29. Scrive Ninon Maillard: «L’astinenza dalla carne è una solida passerella tra la filosofia antica e il cristianesimo, dal momento che si ritrovano nei testi pagani, in particolare nel famoso trattato De Abstinentia scritto nel 271 da Porfirio, gli stessi argomenti dei testi cristiani». La carne è associata alla materia, ai sensi, al lusso e, ovviamente, all’animalità: la moderazione del consumo di carne è quindi consigliata, tra l’altro, da Clemente d’Alessandria e Basilio di Cesarea. Contemporaneamente, l’astinenza totale è stigmatizzata come pratica propria agli eretici, e in generale malvista in quanto segno di eccessivo orgoglio (N. Maillard, «De l’usage modéré des viandes par l’homme spirituel: du philosophe au bon chrétien [IIème – VIIème s.]», Revue Semestrielle de Droit Animalier, 1/2011, pp. 307-319).

30. Françoise Armengaud, «Au titre du sacrifice: l’exploitation économique, symbolique et idéologique des animaux», in Si les lions pouvaient parler.
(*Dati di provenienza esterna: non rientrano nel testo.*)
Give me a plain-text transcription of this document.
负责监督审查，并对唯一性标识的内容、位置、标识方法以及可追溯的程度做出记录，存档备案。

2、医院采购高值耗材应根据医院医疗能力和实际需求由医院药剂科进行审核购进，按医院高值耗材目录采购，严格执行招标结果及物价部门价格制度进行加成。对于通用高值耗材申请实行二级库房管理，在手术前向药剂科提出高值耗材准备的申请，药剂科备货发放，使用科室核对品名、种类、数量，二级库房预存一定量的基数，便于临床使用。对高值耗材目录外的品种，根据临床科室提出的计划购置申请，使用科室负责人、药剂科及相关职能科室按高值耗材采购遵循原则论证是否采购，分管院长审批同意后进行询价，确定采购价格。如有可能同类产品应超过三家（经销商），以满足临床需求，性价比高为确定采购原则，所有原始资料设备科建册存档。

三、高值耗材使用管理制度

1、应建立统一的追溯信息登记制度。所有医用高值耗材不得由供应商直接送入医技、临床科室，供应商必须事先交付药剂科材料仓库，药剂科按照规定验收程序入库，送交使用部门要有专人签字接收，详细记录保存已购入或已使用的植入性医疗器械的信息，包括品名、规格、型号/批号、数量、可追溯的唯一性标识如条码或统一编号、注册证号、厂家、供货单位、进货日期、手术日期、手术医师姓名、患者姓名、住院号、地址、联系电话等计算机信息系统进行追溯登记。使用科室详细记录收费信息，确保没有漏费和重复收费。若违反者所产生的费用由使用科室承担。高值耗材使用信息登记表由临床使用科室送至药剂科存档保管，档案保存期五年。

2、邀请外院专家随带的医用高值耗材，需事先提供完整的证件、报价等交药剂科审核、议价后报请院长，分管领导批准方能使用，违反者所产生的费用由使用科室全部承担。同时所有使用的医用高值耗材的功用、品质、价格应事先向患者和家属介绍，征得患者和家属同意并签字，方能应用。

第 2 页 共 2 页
Essais sur la condition animale, a cura di Boris Cyrulnik, Gallimard, Paris 1998.

31. Ovviamente, in questa prospettiva anche l’evento della domesticazione è da leggersi in modo più sfumato rispetto alle classiche visioni proposte dalla liberazione animale. L’antropologa Barbara Noske osserva che le definizioni abituali della domesticazione come manipolazione violenta di oggetti animali passivi non rispecchiano altro che la situazione attuale: «esistono validi motivi per ritenere che la cattura, la doma e l’isolamento riproduttivo non fossero le caratteristiche né necessarie né principali degli animali addomesticati nei primi stadi della domesticazione» (in «Verso la domesticazione», cit.).

32. Una introduzione sintetica al pensiero di Josephine Donovan si trova nel mio «Ascoltando voci diverse», Diogene magazine n°22 (marzo-maggio 2011), pp. 40-43.

33. Cf. il mio «Allevamento di animali domestici ed etica del care: armonia o conflitto?», DEP – Deportate Esuli e Profughe, Università Ca’ Foscari di Venezia, pubblicazione prevista per marzo 2013.